Once babies are born, they become Mother Nature’s most efficient food processer. These are not the cuddly-wuddly little Churchills you see swaddled-up on Facebook. These are ravenous, cavernous creatures who never sleep for more than ten minutes at a time and can turn any amount of liquid into the most godawful semi-solids known to exist in the solar system – and that includes the sulphurous lava pits on Venus. You might see their sleeping little cherub faces, but the parents know they didn’t go quietly. They passed out after a half hour screaming session and a round of gluttony that would do Henry VIII proud. But parents never mention that — and this is the second lie. Want to prove it? Just threaten to wake the little angel up. You’ll never see such headlong panic short of announcing they’ve just released Charles Manson and he’s moving in next door.

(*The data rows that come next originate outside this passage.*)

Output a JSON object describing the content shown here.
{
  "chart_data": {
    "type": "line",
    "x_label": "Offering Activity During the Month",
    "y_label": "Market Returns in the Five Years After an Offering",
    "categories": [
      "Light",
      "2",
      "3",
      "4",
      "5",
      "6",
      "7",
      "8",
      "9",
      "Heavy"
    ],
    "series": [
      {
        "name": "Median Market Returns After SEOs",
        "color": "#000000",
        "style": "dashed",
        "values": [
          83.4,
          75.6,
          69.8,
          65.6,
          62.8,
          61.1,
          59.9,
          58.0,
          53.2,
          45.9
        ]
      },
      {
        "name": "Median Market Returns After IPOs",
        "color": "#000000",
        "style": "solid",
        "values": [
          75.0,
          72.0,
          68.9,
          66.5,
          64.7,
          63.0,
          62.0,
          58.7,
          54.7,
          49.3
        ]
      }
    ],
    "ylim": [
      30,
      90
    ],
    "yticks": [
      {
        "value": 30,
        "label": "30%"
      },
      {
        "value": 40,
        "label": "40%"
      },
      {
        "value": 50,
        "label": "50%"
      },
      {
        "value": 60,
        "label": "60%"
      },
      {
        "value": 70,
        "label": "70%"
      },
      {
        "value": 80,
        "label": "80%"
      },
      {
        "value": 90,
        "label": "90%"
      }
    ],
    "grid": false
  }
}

Once parents get past the second lie, it just gets easier and easier. Pretty soon, every time they open their mouths about their kids, they’re putting Pinocchio to shame. Personally, I don’t believe anything a parent says about their children, at all – ever — even if the kid is 57 and signing the papers to put the old man away. But if you want some serious grins, check out the affirmations moms and dads are plastering all over the Internet. “A child is God’s perfect gift to the world” “Nothing is as precious as a baby’s smile.” Puh-leeze! Why not just “Honk if you love your kids?” and get it over with. Methinks the parents doth protest too much.
Quite frankly I don’t really blame them, though. If I were handed a sentence of penal servitude to a ungrateful monster who had the manners of a warthog and the morals of a goat, I’d lie too.